The Transformation of Speech
[An excerpt from The Dharma , by Kalu Rinpoche, from a chapter on The Four Dharmas of Gampopa. ]
“The second aspect of transformation [of confusion into wisdom] concerns our speech. Although it may be easy to consider speech as intangible, that it simply appears and disappears, we actually relate to it as something real. It is because we become so attached to what we say and hear that speech has such power.
Mere words, which have no ultimate reality, can determine our happiness and suffering.
We create pleasure and pain through our fundamental clinging to sound and speech.
In the Vajrayana context, we recite and meditate on mantra, which is enlightened sound, the speech of the [Bhodisattva of Compassion], the union of Sound and Emptiness.
It has no intrinsic reality, but is simply the manifestation of pure sound, experienced simultaneously with its Emptiness.
Through mantra, we no longer cling to the reality of the speech and sound encountered in life, but experience it as essentially empty. Then confusion of the speech aspect of our being is transformed into enlightened awareness.
At first, the Union of Sound and Emptiness is simply an intellectual concept of what our meditation should be.
Through continued application, it becomes our actual experience.
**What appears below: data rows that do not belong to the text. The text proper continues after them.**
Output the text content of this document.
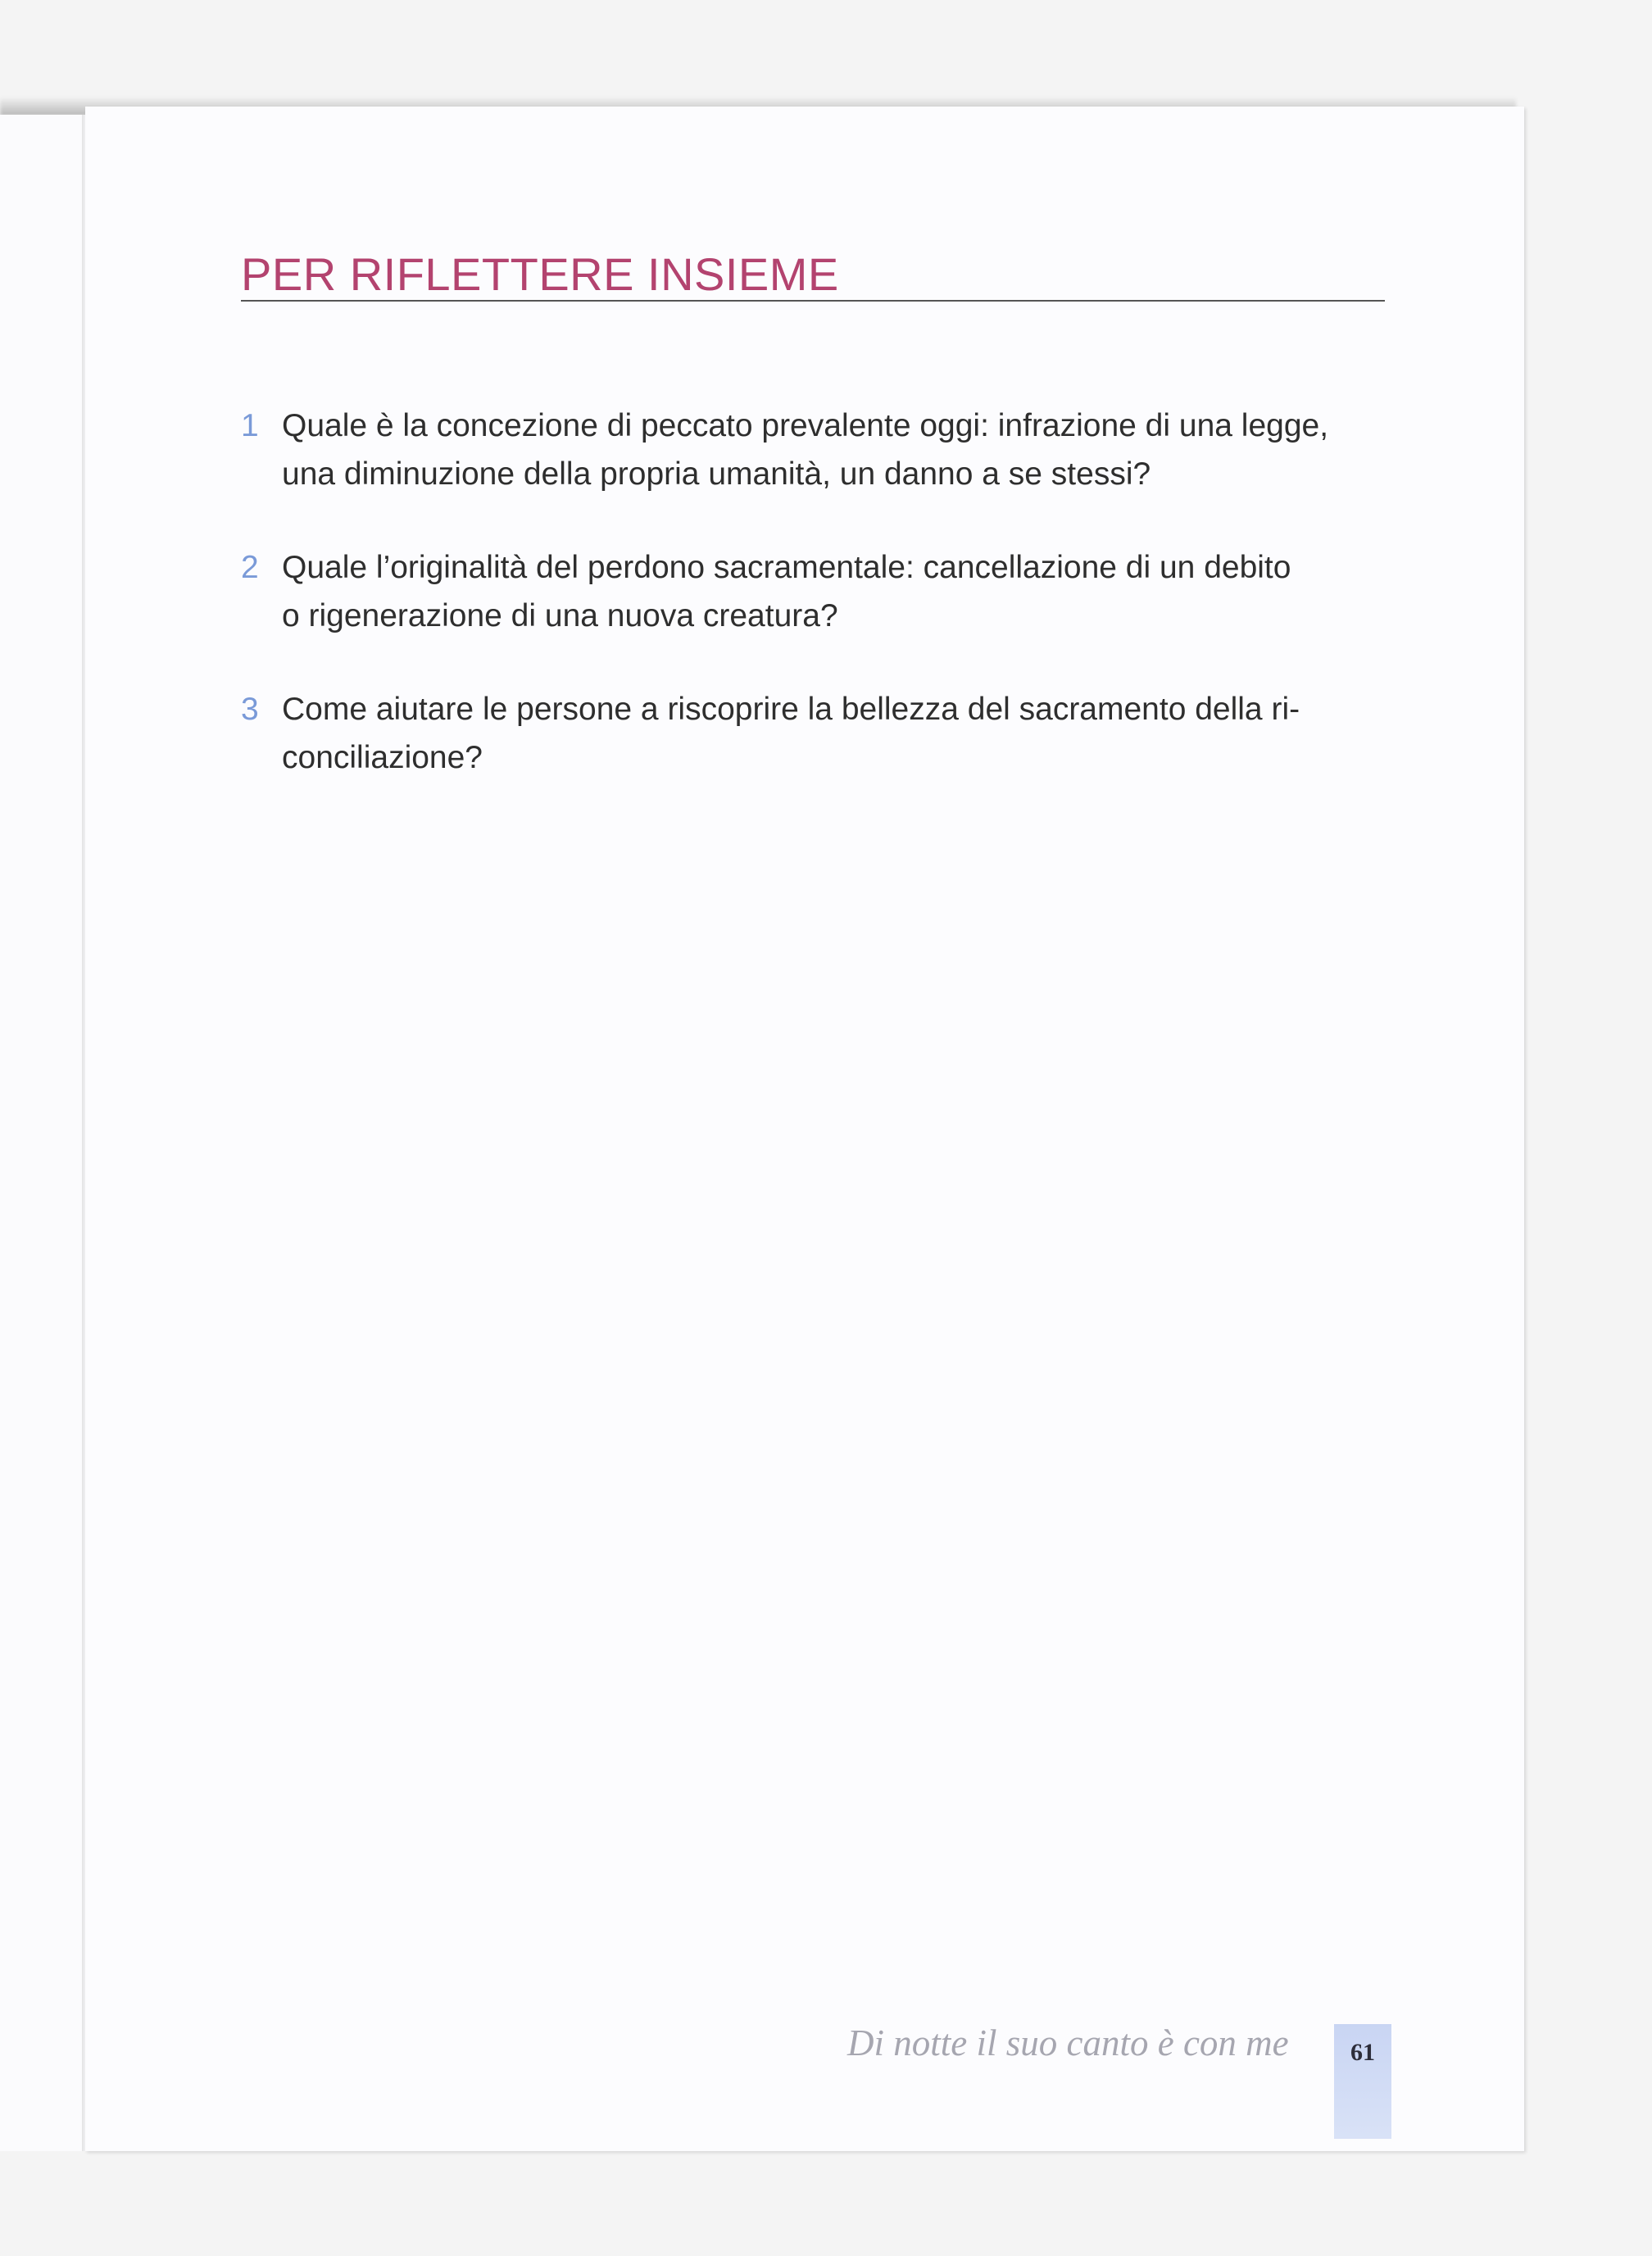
PER RIFLETTERE INSIEME
1 Quale è la concezione di peccato prevalente oggi: infrazione di una legge,
una diminuzione della propria umanità, un danno a se stessi?
2 Quale l’originalità del perdono sacramentale: cancellazione di un debito
o rigenerazione di una nuova creatura?
3 Come aiutare le persone a riscoprire la bellezza del sacramento della ri-
conciliazione?
Di notte il suo canto è con me	61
Here, as elsewhere in the practice, attitude is all-important, as this story about a teacher in Tibet illustrates.
The teacher had two disciples, who both undertook to perform a hundred million recitations of the mantra of Chenrezig, OM MANI PADME HUNG. In the presence of their lama, they took a vow to do so, and went off to complete the practice.
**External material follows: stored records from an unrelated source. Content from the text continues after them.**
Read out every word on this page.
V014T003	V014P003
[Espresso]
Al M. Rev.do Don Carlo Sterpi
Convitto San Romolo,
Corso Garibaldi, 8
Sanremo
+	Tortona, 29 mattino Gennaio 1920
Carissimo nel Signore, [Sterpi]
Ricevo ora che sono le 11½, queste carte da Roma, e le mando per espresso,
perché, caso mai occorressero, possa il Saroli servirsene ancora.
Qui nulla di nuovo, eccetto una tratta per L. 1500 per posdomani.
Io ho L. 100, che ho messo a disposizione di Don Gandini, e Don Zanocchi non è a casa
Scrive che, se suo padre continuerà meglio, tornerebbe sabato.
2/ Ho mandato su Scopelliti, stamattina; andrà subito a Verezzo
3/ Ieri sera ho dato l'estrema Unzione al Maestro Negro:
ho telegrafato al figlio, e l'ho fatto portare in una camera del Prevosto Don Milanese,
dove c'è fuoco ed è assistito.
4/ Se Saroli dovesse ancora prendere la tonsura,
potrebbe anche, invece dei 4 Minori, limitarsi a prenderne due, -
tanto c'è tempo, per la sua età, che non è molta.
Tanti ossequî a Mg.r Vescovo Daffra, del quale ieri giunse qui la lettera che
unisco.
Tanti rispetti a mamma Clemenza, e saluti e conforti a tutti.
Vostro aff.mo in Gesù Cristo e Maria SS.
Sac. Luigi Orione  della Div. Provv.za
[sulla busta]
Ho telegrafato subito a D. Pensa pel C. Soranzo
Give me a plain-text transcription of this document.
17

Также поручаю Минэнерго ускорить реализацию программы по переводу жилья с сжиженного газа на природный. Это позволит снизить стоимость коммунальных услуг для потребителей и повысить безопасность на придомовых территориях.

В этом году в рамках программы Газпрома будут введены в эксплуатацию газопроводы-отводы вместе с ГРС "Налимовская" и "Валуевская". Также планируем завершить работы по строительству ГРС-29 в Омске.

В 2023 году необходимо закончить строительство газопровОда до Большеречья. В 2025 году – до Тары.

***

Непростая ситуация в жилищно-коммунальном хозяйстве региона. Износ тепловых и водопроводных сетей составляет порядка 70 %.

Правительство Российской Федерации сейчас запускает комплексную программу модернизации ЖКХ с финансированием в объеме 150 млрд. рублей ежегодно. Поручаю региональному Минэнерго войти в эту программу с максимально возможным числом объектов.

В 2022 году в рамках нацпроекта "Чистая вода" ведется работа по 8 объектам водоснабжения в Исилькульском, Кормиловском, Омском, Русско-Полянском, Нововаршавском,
One of the disciples was very diligent, though his realization was perhaps not so profound. He set out to accomplish the practice as quickly as possible and recited the mantra incessantly, day and night. After long efforts, he completed his one hundred million recitations, in three years.
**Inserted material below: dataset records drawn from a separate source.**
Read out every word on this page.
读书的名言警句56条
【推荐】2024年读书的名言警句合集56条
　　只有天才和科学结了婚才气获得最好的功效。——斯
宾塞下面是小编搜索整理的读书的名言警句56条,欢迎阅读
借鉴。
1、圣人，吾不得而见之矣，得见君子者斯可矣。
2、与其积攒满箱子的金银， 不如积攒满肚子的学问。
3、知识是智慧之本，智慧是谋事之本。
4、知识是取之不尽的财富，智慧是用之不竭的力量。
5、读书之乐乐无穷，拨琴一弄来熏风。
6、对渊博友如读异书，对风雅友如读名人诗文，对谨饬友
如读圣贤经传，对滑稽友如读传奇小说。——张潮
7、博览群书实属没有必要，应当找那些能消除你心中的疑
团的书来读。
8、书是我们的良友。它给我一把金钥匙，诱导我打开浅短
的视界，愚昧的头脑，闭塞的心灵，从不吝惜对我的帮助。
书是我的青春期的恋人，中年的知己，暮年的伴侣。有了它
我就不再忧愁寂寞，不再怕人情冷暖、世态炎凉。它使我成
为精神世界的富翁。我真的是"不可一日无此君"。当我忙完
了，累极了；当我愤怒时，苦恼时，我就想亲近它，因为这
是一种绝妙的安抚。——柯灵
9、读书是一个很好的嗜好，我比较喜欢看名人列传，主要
The other disciple was extremely intelligent, though perhaps not as diligent, because he certainly did not launch into the practice with the same enthusiasm. But when his friend was approaching the completion of his retreat, the second disciple, who had not recited very many mantras, went up on the top of a hill. He sat down there, and began to meditate that all the beings throughout the universe were transformed into Chenrezig.
He meditated that the sound of the mantra was not only issuing from the mouth of each and every being, but that every atom in the universe was vibrating with it, and for a few days he recited the mantra in this state of samadhi.
When the two disciples went to their lama to indicate they had finished the practice, he said, ‘Oh, you’ve both done excellently. You were very diligent, and You were very wise. You both accomplished the one hundred million recitations of the mantra.’
Thus, through changing our attitude and developing our understanding, practice becomes far more powerful.”